Objective: Patients with chronic kidney disease (CKD) are at higher risk for cardiovascular disease (CVD) than patients in the general population. One potentially modifiable risk factor for CVD in patients with CKD is dyslipidemia. In the current manuscript we review observational and trial data assessing dyslipidemia and its treatment in this patient population.
Results: Observational studies have noted a "reverse epidemiology" in patients with CKD such that low total cholesterol levels are associated with a higher mortality rate. The complex lipid profile of patients with CKD also raises questions as to whether lipid-lowering therapy will be beneficial in this patient population. Although there are only a few trials assessing the relationship between lipid-lowering therapy and CVD outcomes in CKD patients, many lipid-lowering medications are both safe and effective. In addition, there is suggestive evidence that statin therapy, in particular, also may reduce inflammation and slow the decline in glomerular filtration rate (GFR) in patients during the earlier stages of CKD.
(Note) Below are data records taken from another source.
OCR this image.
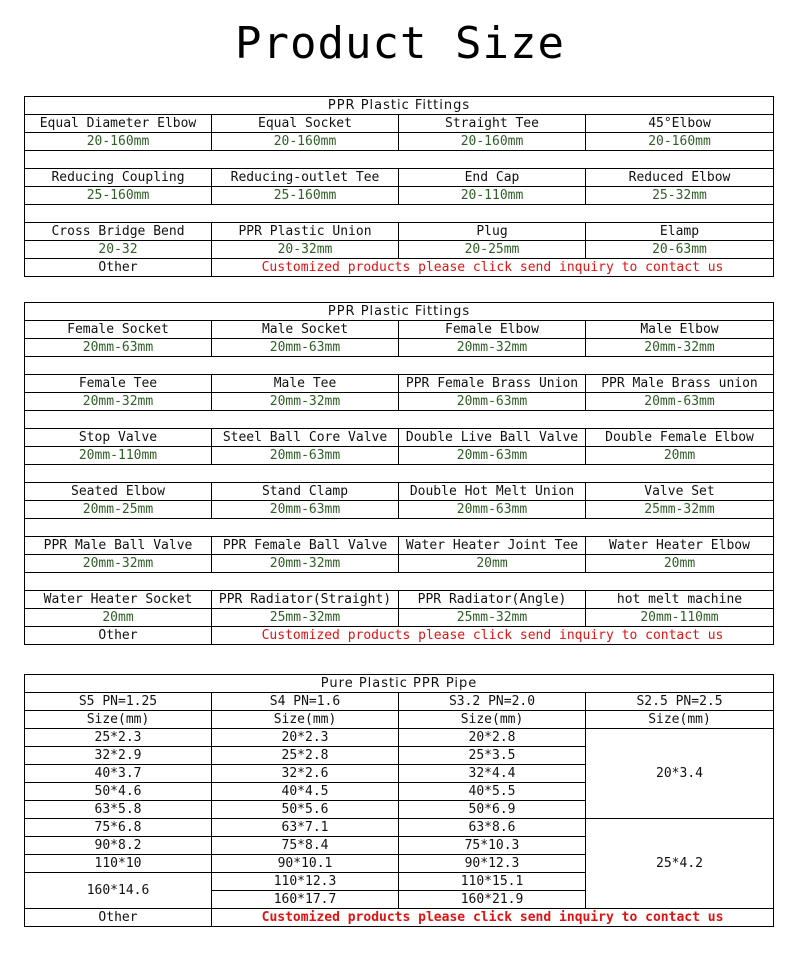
Product Size
PPR Plastic Fittings			
Equal Diameter Elbow	Equal Socket	Straight Tee	45°Elbow
20-160mm	20-160mm	20-160mm	20-160mm

Reducing Coupling	Reducing-outlet Tee	End Cap	Reduced Elbow
25-160mm	25-160mm	20-110mm	25-32mm

Cross Bridge Bend	PPR Plastic Union	Plug	Elamp
20-32	20-32mm	20-25mm	20-63mm
Other	Customized products please click send inquiry to contact us		
PPR Plastic Fittings			
Female Socket	Male Socket	Female Elbow	Male Elbow
20mm-63mm	20mm-63mm	20mm-32mm	20mm-32mm

Female Tee	Male Tee	PPR Female Brass Union	PPR Male Brass union
20mm-32mm	20mm-32mm	20mm-63mm	20mm-63mm

Stop Valve	Steel Ball Core Valve	Double Live Ball Valve	Double Female Elbow
20mm-110mm	20mm-63mm	20mm-63mm	20mm

Seated Elbow	Stand Clamp	Double Hot Melt Union	Valve Set
20mm-25mm	20mm-63mm	20mm-63mm	25mm-32mm

PPR Male Ball Valve	PPR Female Ball Valve	Water Heater Joint Tee	Water Heater Elbow
20mm-32mm	20mm-32mm	20mm	20mm

Water Heater Socket	PPR Radiator(Straight)	PPR Radiator(Angle)	hot melt machine
20mm	25mm-32mm	25mm-32mm	20mm-110mm
Other	Customized products please click send inquiry to contact us		
Pure Plastic PPR Pipe			
S5 PN=1.25	S4 PN=1.6	S3.2 PN=2.0	S2.5 PN=2.5
Size(mm)	Size(mm)	Size(mm)	Size(mm)
25*2.3	20*2.3	20*2.8	20*3.4
32*2.9	25*2.8	25*3.5	
40*3.7	32*2.6	32*4.4	
50*4.6	40*4.5	40*5.5	
63*5.8	50*5.6	50*6.9	
75*6.8	63*7.1	63*8.6	25*4.2
90*8.2	75*8.4	75*10.3	
110*10	90*10.1	90*12.3	
160*14.6	110*12.3	110*15.1	
	160*17.7	160*21.9	
Other	Customized products please click send inquiry to contact us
Conclusion: Because of the high rate of CVD in patients with CKD and the overall safety of most medical therapies for dyslipidemia in CKD, current guidelines from the National Kidney Foundation Kidney Disease Outcomes Quality Initiative recommend aggressive therapy of dyslipidemia. These guidelines do, however, acknowledge the paucity of trial data in this patient population. There are 3 ongoing randomized controlled trials that are assessing the effect of statin therapy on CVD outcomes. These studies will hopefully provide definitive answers as to the appropriate treatment of dyslipidemia in CKD.